Participants in the Solicitation
ArcLight, Proterra and their respective directors, executive officers, other
members of management and employees, under SEC rules, may be deemed to be
participants in the solicitation of proxies of ArcLight's shareholders in
connection with the Business Combination. Investors and security holders may
obtain more detailed information regarding the names and interests in the
Business Combination of ArcLight's directors and officers, and Proterra's
directors and executive officers, in ArcLight's filings with the SEC, including
the Registration Statement.
Forward Looking Statements
Certain statements in this Current Report on Form 8-K may be considered
forward-looking statements.
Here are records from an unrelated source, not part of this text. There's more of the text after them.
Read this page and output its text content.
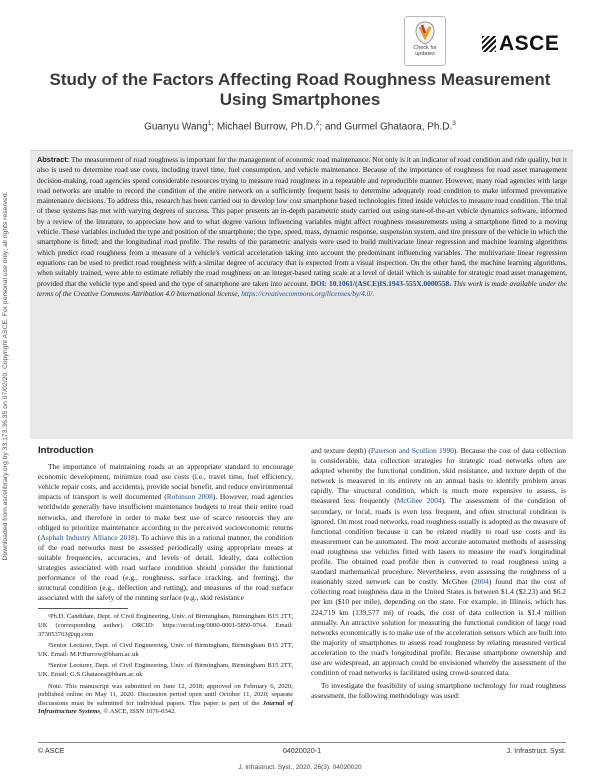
Downloaded from ascelibrary.org by 33.173.36.35 on 07/02/20. Copyright ASCE. For personal use only; all rights reserved.
Check for
updates	ASCE
Study of the Factors Affecting Road Roughness Measurement Using Smartphones
Guanyu Wang$^1$; Michael Burrow, Ph.D.$^2$; and Gurmel Ghataora, Ph.D.$^3$
Abstract: The measurement of road roughness is important for the management of economic road maintenance. Not only is it an indicator of road condition and ride quality, but it also is used to determine road use costs, including travel time, fuel consumption, and vehicle maintenance. Because of the importance of roughness for road asset management decision-making, road agencies spend considerable resources trying to measure road roughness in a repeatable and reproducible manner. However, many road agencies with large road networks are unable to record the condition of the entire network on a sufficiently frequent basis to determine adequately road condition to make informed preventative maintenance decisions. To address this, research has been carried out to develop low cost smartphone based technologies fitted inside vehicles to measure road condition. The trial of these systems has met with varying degrees of success. This paper presents an in-depth parametric study carried out using state-of-the-art vehicle dynamics software, informed by a review of the literature, to appreciate how and to what degree various influencing variables might affect roughness measurements using a smartphone fitted to a moving vehicle. These variables included the type and position of the smartphone; the type, speed, mass, dynamic response, suspension system, and tire pressure of the vehicle in which the smartphone is fitted; and the longitudinal road profile. The results of the parametric analysis were used to build multivariate linear regression and machine learning algorithms which predict road roughness from a measure of a vehicle's vertical acceleration taking into account the predominant influencing variables. The multivariate linear regression equations can be used to predict road roughness with a similar degree of accuracy that is expected from a visual inspection. On the other hand, the machine learning algorithms, when suitably trained, were able to estimate reliably the road roughness on an integer-based rating scale at a level of detail which is suitable for strategic road asset management, provided that the vehicle type and speed and the type of smartphone are taken into account. DOI: 10.1061/(ASCE)IS.1943-555X.0000558. This work is made available under the terms of the Creative Commons Attribution 4.0 International license, https://creativecommons.org/licenses/by/4.0/.
Introduction

The importance of maintaining roads at an appropriate standard to encourage economic development, minimize road use costs (i.e., travel time, fuel efficiency, vehicle repair costs, and accidents), provide social benefit, and reduce environmental impacts of transport is well documented (Robinson 2008). However, road agencies worldwide generally have insufficient maintenance budgets to treat their entire road networks, and therefore in order to make best use of scarce resources they are obliged to prioritize maintenance according to the perceived socioeconomic returns (Asphalt Industry Alliance 2018). To achieve this in a rational manner, the condition of the road networks must be assessed periodically using appropriate means at suitable frequencies, accuracies, and levels of detail. Ideally, data collection strategies associated with road surface condition should consider the functional performance of the road (e.g., roughness, surface cracking, and fretting), the structural condition (e.g., deflection and rutting), and measures of the road surface associated with the safety of the running surface (e.g., skid resistance

¹Ph.D. Candidate, Dept. of Civil Engineering, Univ. of Birmingham, Birmingham B15 2TT, UK (corresponding author). ORCID: https://orcid.org/0000-0001-5850-9764. Email: 373053763@qq.com

²Senior Lecturer, Dept. of Civil Engineering, Univ. of Birmingham, Birmingham B15 2TT, UK. Email: M.P.Burrow@bham.ac.uk

³Senior Lecturer, Dept. of Civil Engineering, Univ. of Birmingham, Birmingham B15 2TT, UK. Email: G.S.Ghataora@bham.ac.uk

Note. This manuscript was submitted on June 12, 2018; approved on February 6, 2020; published online on May 11, 2020. Discussion period open until October 11, 2020; separate discussions must be submitted for individual papers. This paper is part of the Journal of Infrastructure Systems, © ASCE, ISSN 1076-0342.

and texture depth) (Paterson and Scullion 1990). Because the cost of data collection is considerable, data collection strategies for strategic road networks often are adopted whereby the functional condition, skid resistance, and texture depth of the network is measured in its entirety on an annual basis to identify problem areas rapidly. The structural condition, which is much more expensive to assess, is measured less frequently (McGhee 2004). The assessment of the condition of secondary, or local, roads is even less frequent, and often structural condition is ignored. On most road networks, road roughness usually is adopted as the measure of functional condition because it can be related readily to road use costs and its measurement can be automated. The most accurate automated methods of assessing road roughness use vehicles fitted with lasers to measure the road's longitudinal profile. The obtained road profile then is converted to road roughness using a standard mathematical procedure. Nevertheless, even assessing the roughness of a reasonably sized network can be costly. McGhee (2004) found that the cost of collecting road roughness data in the United States is between $1.4 ($2.23) and $6.2 per km ($10 per mile), depending on the state. For example, in Illinois, which has 224,719 km (139,577 mi) of roads, the cost of data collection is $1.4 million annually. An attractive solution for measuring the functional condition of large road networks economically is to make use of the acceleration sensors which are built into the majority of smartphones to assess road roughness by relating measured vertical acceleration to the road's longitudinal profile. Because smartphone ownership and use are widespread, an approach could be envisioned whereby the assessment of the condition of road networks is facilitated using crowd-sourced data.

To investigate the feasibility of using smartphone technology for road roughness assessment, the following methodology was used:

© ASCE	04020020-1	J. Infrastruct. Syst.
J. Infrastruct. Syst., 2020, 26(3): 04020020
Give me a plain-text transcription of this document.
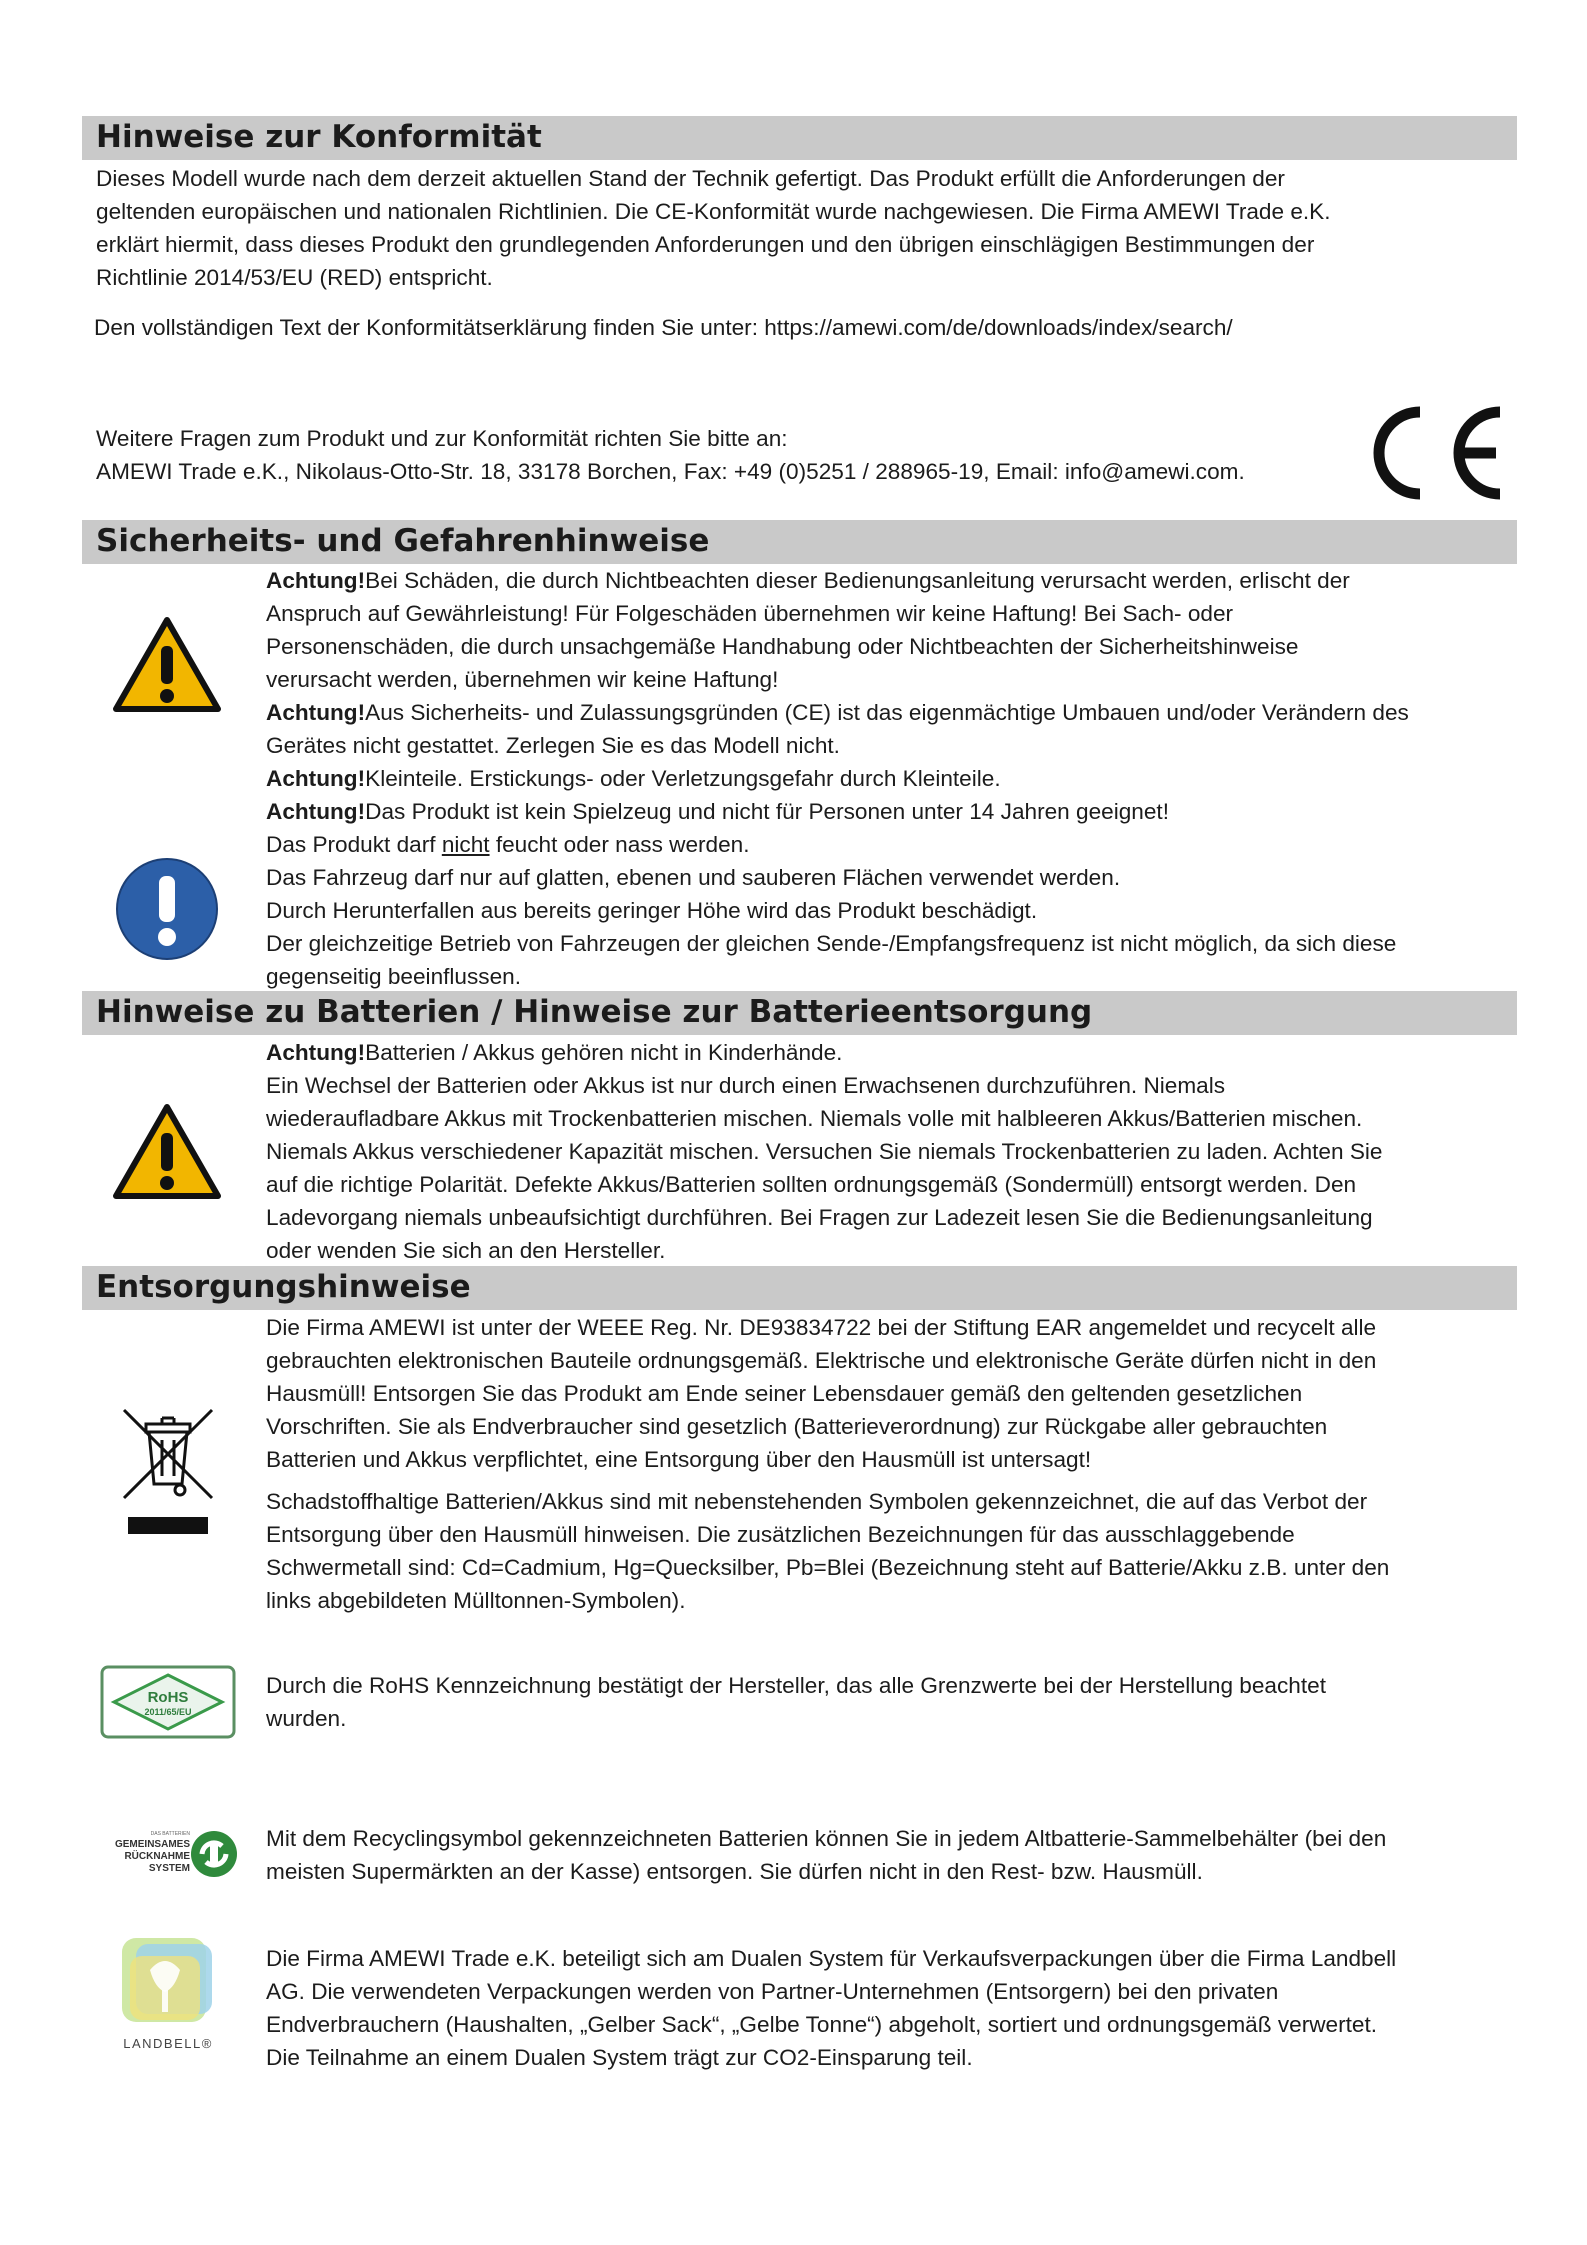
Hinweise zur Konformität
Dieses Modell wurde nach dem derzeit aktuellen Stand der Technik gefertigt. Das Produkt erfüllt die Anforderungen der
geltenden europäischen und nationalen Richtlinien. Die CE-Konformität wurde nachgewiesen. Die Firma AMEWI Trade e.K.
erklärt hiermit, dass dieses Produkt den grundlegenden Anforderungen und den übrigen einschlägigen Bestimmungen der
Richtlinie 2014/53/EU (RED) entspricht.
Den vollständigen Text der Konformitätserklärung finden Sie unter: https://amewi.com/de/downloads/index/search/
Weitere Fragen zum Produkt und zur Konformität richten Sie bitte an:
AMEWI Trade e.K., Nikolaus-Otto-Str. 18, 33178 Borchen, Fax: +49 (0)5251 / 288965-19, Email: info@amewi.com.
Sicherheits- und Gefahrenhinweise
Achtung!Bei Schäden, die durch Nichtbeachten dieser Bedienungsanleitung verursacht werden, erlischt der
Anspruch auf Gewährleistung! Für Folgeschäden übernehmen wir keine Haftung! Bei Sach- oder
Personenschäden, die durch unsachgemäße Handhabung oder Nichtbeachten der Sicherheitshinweise
verursacht werden, übernehmen wir keine Haftung!
Achtung!Aus Sicherheits- und Zulassungsgründen (CE) ist das eigenmächtige Umbauen und/oder Verändern des
Gerätes nicht gestattet. Zerlegen Sie es das Modell nicht.
Achtung!Kleinteile. Erstickungs- oder Verletzungsgefahr durch Kleinteile.
Achtung!Das Produkt ist kein Spielzeug und nicht für Personen unter 14 Jahren geeignet!
Das Produkt darf nicht feucht oder nass werden.
Das Fahrzeug darf nur auf glatten, ebenen und sauberen Flächen verwendet werden.
Durch Herunterfallen aus bereits geringer Höhe wird das Produkt beschädigt.
Der gleichzeitige Betrieb von Fahrzeugen der gleichen Sende-/Empfangsfrequenz ist nicht möglich, da sich diese
gegenseitig beeinflussen.
Hinweise zu Batterien / Hinweise zur Batterieentsorgung
Achtung!Batterien / Akkus gehören nicht in Kinderhände.
Ein Wechsel der Batterien oder Akkus ist nur durch einen Erwachsenen durchzuführen. Niemals
wiederaufladbare Akkus mit Trockenbatterien mischen. Niemals volle mit halbleeren Akkus/Batterien mischen.
Niemals Akkus verschiedener Kapazität mischen. Versuchen Sie niemals Trockenbatterien zu laden. Achten Sie
auf die richtige Polarität. Defekte Akkus/Batterien sollten ordnungsgemäß (Sondermüll) entsorgt werden. Den
Ladevorgang niemals unbeaufsichtigt durchführen. Bei Fragen zur Ladezeit lesen Sie die Bedienungsanleitung
oder wenden Sie sich an den Hersteller.
Entsorgungshinweise
Die Firma AMEWI ist unter der WEEE Reg. Nr. DE93834722 bei der Stiftung EAR angemeldet und recycelt alle
gebrauchten elektronischen Bauteile ordnungsgemäß. Elektrische und elektronische Geräte dürfen nicht in den
Hausmüll! Entsorgen Sie das Produkt am Ende seiner Lebensdauer gemäß den geltenden gesetzlichen
Vorschriften. Sie als Endverbraucher sind gesetzlich (Batterieverordnung) zur Rückgabe aller gebrauchten
Batterien und Akkus verpflichtet, eine Entsorgung über den Hausmüll ist untersagt!
Schadstoffhaltige Batterien/Akkus sind mit nebenstehenden Symbolen gekennzeichnet, die auf das Verbot der
Entsorgung über den Hausmüll hinweisen. Die zusätzlichen Bezeichnungen für das ausschlaggebende
Schwermetall sind: Cd=Cadmium, Hg=Quecksilber, Pb=Blei (Bezeichnung steht auf Batterie/Akku z.B. unter den
links abgebildeten Mülltonnen-Symbolen).
RoHS
2011/65/EU
Durch die RoHS Kennzeichnung bestätigt der Hersteller, das alle Grenzwerte bei der Herstellung beachtet
wurden.
DAS BATTERIEN
GEMEINSAMES
RÜCKNAHME
SYSTEM
Mit dem Recyclingsymbol gekennzeichneten Batterien können Sie in jedem Altbatterie-Sammelbehälter (bei den
meisten Supermärkten an der Kasse) entsorgen. Sie dürfen nicht in den Rest- bzw. Hausmüll.
LANDBELL®
Die Firma AMEWI Trade e.K. beteiligt sich am Dualen System für Verkaufsverpackungen über die Firma Landbell
AG. Die verwendeten Verpackungen werden von Partner-Unternehmen (Entsorgern) bei den privaten
Endverbrauchern (Haushalten, „Gelber Sack“, „Gelbe Tonne“) abgeholt, sortiert und ordnungsgemäß verwertet.
Die Teilnahme an einem Dualen System trägt zur CO2-Einsparung teil.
Forward-looking statements generally relate to
future events or ArcLight's or Proterra's future financial or operating
performance. In some cases, you can identify forward-looking statements by
terminology such as "may", "should", "expect", "intend", "will", "estimate",
"anticipate", "believe", "predict", "potential" or "continue", or the negatives
of these terms or variations of them or similar terminology. Such
forward-looking statements are subject to risks, uncertainties and other factors
which could cause actual results to differ materially from those expressed or
implied by such forward looking statements.
Any forward-looking statements are based upon estimates and assumptions that,
while considered reasonable by ArcLight and its management, and Proterra and its
management, as the case may be, are inherently uncertain and subject to material
change. Factors that may cause actual results to differ materially from current
expectations include, but are not limited to, various factors beyond
management's control, including general economic conditions and other risks and
uncertainties set forth in the section entitled "Risk Factors" and "Cautionary
Note Regarding Forward-Looking Statements" in the Registration Statement, as
well as factors associated with companies, such as Proterra, that are engaged in
commercial electric vehicle technology, including anticipated trends, growth
rates, and challenges in those businesses and in the markets in which they
operate; macroeconomic conditions related to the global COVID-19 pandemic;
trends with respect to government funding for public transit; the willingness of
corporate and other public transportation providers to adopt and fund the
purchase of electric vehicles for mass transit; expected adoption of
electrification technologies for commercial vehicles; the size and growth of the
market for alternative energy vehicles in general and medium-and heavy-duty
electric vehicles, including transit buses and other commercial vehicles, in
particular; the effects of increased competition; the ability to stay in
compliance with laws and regulations that currently apply or become applicable
to the commercial electric vehicle technology business and government
contractors; the failure to realize the anticipated benefits of the transaction;
the amount of redemption requests made by ArcLight's public stockholders; the
ability of the issuer that results from the transaction to issue equity or
equity-linked securities or obtain debt financing in connection with the
transaction or in the future.
Nothing in this Current Report on Form 8-K should be regarded as a
representation by any person that the forward-looking statements set forth
herein will be achieved or that any of the contemplated results of such
forward-looking statements will be achieved. You should not place undue reliance
on forward-looking statements, which speak only as of the date they are made.
Neither ArcLight nor Proterra undertakes any duty to update these
forward-looking statements.
Disclaimer
This communication is for informational purposes only and is neither an offer to
purchase, nor a solicitation of an offer to sell, subscribe for or buy, any
securities or the solicitation of any vote in any jurisdiction pursuant to the
Business Combination or otherwise, nor shall there be any sale, issuance or
transfer or securities in any jurisdiction in contravention of applicable law.
No offer of securities shall be made except by means of a prospectus meeting the
requirements of Section 10 of the Securities Act.